My amazing wife, our baby, and I were leaving Tahoe when she said she felt like we only did part of all the activities we planned. I agreed and said I really wanted to surf that sternwheeler boat wave. She replied let’s do it, so we impulsively turned the truck around and drove to South Lake Tahoe.
All week I had been anticipating the paddle out and wondering if the wave would be difficult to catch without falling or running into that giant wheel. Excitement of riding a new wave for that long, fear that I might make a mistake, anxiety that I might be hurt, longing to have this accomplishment, and pressure to catch the wave on the first try were the feelings coming up for me.

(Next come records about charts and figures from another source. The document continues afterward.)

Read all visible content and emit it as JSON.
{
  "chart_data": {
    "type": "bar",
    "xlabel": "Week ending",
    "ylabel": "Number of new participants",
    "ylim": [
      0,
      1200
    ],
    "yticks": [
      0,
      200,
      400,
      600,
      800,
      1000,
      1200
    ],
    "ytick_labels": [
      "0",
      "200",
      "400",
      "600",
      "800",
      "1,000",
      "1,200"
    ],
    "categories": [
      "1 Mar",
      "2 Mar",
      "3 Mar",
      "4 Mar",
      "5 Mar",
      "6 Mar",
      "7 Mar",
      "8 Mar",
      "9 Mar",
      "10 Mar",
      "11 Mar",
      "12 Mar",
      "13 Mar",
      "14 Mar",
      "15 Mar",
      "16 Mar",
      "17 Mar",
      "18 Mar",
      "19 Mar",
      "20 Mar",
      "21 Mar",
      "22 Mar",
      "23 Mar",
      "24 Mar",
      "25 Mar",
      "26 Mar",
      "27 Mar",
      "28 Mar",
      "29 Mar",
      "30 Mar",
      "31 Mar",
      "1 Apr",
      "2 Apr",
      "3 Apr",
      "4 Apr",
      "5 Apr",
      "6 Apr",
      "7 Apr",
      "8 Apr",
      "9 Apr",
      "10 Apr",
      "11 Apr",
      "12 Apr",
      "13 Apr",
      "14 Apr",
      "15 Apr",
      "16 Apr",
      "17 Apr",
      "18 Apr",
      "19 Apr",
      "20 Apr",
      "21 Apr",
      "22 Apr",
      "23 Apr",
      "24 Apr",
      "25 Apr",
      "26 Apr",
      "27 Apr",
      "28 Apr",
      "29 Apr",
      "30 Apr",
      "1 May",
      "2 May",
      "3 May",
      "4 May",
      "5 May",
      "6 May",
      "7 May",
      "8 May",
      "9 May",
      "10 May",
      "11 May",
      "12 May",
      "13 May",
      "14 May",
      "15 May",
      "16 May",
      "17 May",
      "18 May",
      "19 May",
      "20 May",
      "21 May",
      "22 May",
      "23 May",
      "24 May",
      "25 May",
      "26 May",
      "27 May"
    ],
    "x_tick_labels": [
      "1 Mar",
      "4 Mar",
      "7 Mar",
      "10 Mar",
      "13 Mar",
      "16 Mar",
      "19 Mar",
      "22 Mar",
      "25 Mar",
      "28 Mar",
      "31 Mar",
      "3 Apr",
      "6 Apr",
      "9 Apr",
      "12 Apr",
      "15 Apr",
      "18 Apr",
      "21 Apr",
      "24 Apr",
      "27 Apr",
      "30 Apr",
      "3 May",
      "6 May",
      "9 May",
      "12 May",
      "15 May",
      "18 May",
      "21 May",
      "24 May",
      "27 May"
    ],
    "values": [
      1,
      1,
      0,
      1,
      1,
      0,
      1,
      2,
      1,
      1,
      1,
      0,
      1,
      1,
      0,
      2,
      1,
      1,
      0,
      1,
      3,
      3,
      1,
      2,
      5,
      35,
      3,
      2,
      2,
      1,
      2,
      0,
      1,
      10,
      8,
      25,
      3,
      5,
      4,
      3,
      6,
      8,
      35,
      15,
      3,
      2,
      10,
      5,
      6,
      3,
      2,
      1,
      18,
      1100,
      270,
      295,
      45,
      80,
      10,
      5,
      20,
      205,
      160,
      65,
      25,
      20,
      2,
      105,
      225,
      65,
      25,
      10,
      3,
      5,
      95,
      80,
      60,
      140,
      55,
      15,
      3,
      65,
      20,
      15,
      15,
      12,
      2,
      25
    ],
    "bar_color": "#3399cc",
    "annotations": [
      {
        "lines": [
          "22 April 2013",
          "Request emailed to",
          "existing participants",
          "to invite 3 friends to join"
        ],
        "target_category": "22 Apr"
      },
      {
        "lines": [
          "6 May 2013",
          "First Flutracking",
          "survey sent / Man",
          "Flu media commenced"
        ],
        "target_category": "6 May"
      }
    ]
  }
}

I’ve had surfing experiences where I have been scared I was going to drown and so overwhelmed that I got out of the water as fast as I could.
Now that I have more emotional tools I was aware of the feelings and able to acknowledge and feel them and stay on course. I was able to talk down and comfort that part of myself that was screaming get out of here it’s not safe!
I saw the boat on the other side of the lake, it looked small and seemed to take forever to get to me. When it did the ship seemed huge and the wake looked non-existent seen from the front. I’m reminded of Mark Twain’s words, “I have known many sorrows, most of which never happened.”
The mind makes imaginary events feel real if we believe the thoughts, or are unaware that they are just thoughts.
The actual outcome may be completely different. For the body there is no difference, if we imagine we will suffer in the future we suffer now as if it IS happening. I imagined I might fall off my surfboard and look foolish and I felt the anxiety even though it was not happening. As I was paddling toward that big boat there was the thought that I might be run over and I felt scared and a survival adrenaline response as if I was paddling toward certain danger.
This session was last minute and I was rushing to get on the water in time to meet the boat. I forgot to use a powerful tool that works really well for me, and that’s to close my eyes and imagine this adventure being a success and feeling the joy, peace, and contentment of a best case scenario. I suspect that had I done this the pull towards negativity and doomsday scenarios would have been less. Once on the water I did take a few minutes to ask nature for permission and for the ancestors to guide me and keep everyone safe, I felt more connected and calmer.
The Tahoe Queen ran aground a couple times last year with the low lake level, maybe they decided to drive slower and have a coast guard escort into the cove until the water comes back up? [edit: I have learned that the boat in this video, the Dixie, is actually a type of hybrid boat with propellers underneath, so the wheel doesn’t put out as much power.] Hopefully the water levels return to normal next year providing an opportunity for a Tahoe Queen sternwheeler surfing adventure, and another opportunity to practice feeling calm, joy, peace, and contentment regardless of circumstances.